Another aspect uses Dynamic Channel Control (“DCC”) to select an appropriate downstream channel having an appropriate amount of bandwidth for the content requested by the subscriber. The process follows the same architecture shown in FIG. 3, but instead of DsX commands being configured in the MIB, a DCC command is generated that allows modem 6 to quickly change QAM channels. While DCC is a DOCSIS feature known in the art, it will be appreciated that DCC is typically implemented at CMTS 22. As described, using the architecture shown in FIG. 3, the DCC MIB is configured within the CM so that modem 6, or the CMTS 22, can select an appropriate channel based on the bandwidth required for the requested content. Thus, a DOCSIS feature designed for use at the CMTS is implemented at the cable modem 6 to facilitate efficient transport of content.
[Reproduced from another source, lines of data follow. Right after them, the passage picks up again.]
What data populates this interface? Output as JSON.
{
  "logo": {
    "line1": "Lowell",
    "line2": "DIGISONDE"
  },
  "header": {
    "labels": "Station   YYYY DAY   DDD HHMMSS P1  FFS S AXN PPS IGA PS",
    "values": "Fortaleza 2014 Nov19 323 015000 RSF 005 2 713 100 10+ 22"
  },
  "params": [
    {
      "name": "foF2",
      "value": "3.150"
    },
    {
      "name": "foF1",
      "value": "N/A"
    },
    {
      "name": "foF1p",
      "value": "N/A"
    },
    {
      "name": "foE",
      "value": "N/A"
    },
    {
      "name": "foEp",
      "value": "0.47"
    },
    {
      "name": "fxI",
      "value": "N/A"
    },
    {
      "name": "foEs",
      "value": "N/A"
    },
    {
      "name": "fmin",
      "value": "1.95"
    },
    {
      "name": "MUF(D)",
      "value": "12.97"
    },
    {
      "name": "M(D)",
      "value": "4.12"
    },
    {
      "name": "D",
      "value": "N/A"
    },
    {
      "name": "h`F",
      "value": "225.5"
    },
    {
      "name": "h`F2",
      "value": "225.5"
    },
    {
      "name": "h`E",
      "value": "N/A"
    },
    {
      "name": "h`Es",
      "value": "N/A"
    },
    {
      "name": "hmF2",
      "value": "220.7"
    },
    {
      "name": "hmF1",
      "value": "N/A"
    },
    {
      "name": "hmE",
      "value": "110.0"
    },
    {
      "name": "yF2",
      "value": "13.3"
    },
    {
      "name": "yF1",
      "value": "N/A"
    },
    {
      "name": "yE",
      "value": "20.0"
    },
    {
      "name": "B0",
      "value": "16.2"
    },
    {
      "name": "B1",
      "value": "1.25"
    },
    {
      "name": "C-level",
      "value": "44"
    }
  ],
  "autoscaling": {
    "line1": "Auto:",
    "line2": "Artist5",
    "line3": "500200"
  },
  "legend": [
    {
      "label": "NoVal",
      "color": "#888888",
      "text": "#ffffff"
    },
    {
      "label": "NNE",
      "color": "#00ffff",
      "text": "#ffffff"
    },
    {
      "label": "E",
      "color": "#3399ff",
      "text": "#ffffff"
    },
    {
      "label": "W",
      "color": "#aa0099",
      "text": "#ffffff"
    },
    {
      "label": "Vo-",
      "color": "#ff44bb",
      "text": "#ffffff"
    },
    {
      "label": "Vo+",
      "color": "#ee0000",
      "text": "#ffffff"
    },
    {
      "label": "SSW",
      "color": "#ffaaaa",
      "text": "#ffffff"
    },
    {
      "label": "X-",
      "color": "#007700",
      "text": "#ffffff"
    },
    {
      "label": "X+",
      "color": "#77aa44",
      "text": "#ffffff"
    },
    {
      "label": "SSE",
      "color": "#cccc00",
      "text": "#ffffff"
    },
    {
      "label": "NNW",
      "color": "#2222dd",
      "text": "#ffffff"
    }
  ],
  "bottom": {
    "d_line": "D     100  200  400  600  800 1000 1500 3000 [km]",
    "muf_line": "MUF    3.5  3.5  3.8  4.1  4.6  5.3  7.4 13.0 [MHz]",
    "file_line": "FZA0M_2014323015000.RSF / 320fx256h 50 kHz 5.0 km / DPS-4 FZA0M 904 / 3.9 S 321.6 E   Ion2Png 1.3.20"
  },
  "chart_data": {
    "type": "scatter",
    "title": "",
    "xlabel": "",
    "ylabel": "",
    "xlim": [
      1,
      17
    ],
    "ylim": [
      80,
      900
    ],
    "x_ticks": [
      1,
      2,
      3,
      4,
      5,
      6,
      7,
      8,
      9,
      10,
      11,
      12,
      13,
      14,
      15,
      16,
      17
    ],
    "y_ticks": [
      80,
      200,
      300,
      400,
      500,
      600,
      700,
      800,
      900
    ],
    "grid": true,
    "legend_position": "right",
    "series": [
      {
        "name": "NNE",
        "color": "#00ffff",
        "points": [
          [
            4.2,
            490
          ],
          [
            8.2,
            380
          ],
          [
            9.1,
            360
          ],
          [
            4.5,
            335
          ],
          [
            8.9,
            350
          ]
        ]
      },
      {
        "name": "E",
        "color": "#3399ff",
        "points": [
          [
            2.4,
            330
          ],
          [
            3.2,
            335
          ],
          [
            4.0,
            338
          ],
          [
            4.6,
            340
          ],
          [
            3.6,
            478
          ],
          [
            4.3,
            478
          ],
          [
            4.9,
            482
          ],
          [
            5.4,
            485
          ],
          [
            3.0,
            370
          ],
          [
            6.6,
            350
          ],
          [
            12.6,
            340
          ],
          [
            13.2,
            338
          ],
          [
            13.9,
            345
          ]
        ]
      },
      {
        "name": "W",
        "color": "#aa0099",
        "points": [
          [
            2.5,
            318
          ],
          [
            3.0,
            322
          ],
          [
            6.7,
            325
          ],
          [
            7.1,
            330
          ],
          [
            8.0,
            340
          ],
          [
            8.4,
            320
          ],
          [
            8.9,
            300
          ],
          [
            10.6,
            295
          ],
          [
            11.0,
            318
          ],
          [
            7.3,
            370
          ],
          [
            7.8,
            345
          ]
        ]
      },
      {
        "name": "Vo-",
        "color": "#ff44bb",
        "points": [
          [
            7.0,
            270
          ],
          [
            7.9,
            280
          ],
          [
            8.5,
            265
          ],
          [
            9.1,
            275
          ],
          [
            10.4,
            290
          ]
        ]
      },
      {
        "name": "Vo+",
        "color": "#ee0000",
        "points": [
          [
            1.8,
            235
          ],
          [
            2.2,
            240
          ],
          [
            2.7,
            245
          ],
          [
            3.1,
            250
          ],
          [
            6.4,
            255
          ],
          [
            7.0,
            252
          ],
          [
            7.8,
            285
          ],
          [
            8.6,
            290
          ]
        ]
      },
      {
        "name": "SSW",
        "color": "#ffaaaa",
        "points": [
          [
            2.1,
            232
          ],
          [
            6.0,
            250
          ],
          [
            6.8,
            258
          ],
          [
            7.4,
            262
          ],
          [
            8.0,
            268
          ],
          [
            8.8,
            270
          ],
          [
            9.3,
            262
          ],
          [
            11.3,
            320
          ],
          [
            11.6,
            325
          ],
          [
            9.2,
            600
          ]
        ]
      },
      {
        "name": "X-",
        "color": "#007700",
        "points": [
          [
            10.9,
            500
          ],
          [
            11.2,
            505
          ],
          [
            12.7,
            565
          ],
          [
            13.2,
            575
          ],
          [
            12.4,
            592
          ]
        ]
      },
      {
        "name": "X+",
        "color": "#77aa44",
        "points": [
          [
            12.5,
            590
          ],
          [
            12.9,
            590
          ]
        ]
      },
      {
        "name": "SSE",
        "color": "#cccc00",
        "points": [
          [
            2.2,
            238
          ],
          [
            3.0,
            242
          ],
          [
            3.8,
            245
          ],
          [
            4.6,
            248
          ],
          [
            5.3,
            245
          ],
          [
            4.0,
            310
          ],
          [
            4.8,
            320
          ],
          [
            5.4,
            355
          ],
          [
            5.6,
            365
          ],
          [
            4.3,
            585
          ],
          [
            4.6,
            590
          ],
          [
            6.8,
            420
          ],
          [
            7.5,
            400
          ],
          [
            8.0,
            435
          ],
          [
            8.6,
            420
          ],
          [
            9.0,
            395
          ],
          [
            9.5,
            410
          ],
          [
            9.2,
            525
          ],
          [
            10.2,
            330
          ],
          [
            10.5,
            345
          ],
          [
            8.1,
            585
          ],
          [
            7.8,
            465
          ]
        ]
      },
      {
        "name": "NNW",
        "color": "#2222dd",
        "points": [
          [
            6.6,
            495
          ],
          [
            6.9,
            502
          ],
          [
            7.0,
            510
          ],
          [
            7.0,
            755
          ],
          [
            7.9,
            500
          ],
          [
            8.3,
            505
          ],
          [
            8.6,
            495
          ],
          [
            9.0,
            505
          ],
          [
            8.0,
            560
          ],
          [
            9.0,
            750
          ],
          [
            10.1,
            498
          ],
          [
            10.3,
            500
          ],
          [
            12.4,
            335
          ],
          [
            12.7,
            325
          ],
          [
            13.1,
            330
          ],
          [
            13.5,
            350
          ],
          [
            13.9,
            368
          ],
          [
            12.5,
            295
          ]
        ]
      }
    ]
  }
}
Turning now to FIG. 4, the advantageous use of DCC is shown. As will be appreciated by those in the art, a MTD/CM 6 on a fiber node typically has access to at least two downstream channels (D0 & D1) & at least two upstream channels (U0 & U1), where D0/U0 define one MAC domain and D1/U1 define another MAC domain. To illustrate the beneficial use of DCC, it is assumed for sake of example that CM 6 is tuned to D0/U0 in a first scenario. The subscriber using CM 6 desires content that uses a 1.5 Mbps video stream, but there is not enough bandwidth available on D0 in scenario 1. However, there is enough bandwidth available on D1, as shown in scenario 2. Resource manager 26 shown in FIG, 1, at the provider's head end can recognize this condition and instruct the CMTS 22 (via SNMP) to send a DCC message to CM 6 so that it re-tunes to D1/U1 as described above. The CMTS 22 routing table/arp cache, known in the art, keeps track of this channel change. Accordingly, the video stream is successfully sent to the subscriber on D1 instead of D0. It will be appreciated that DCC is typically implemented in a CMTS/CM system at the head end instead of the CM end, by changing the channel for downstream traffic at the CMTS and instructing the CM to tune to the designated channel. The present aspect is advantageous because it frees up resources at the head end that would otherwise be used for channel changing and allows the CM 6 to decide which channel(s) to use based on the type of content desired by the subscriber.
These and many other objects and advantages will be readily apparent to one skilled in the art from the foregoing specification when read in conjunction with the appended drawings. It is to be understood that the embodiments herein illustrated are examples only, and that the scope of the invention is to be defined solely by the claims when accorded a full range of equivalents.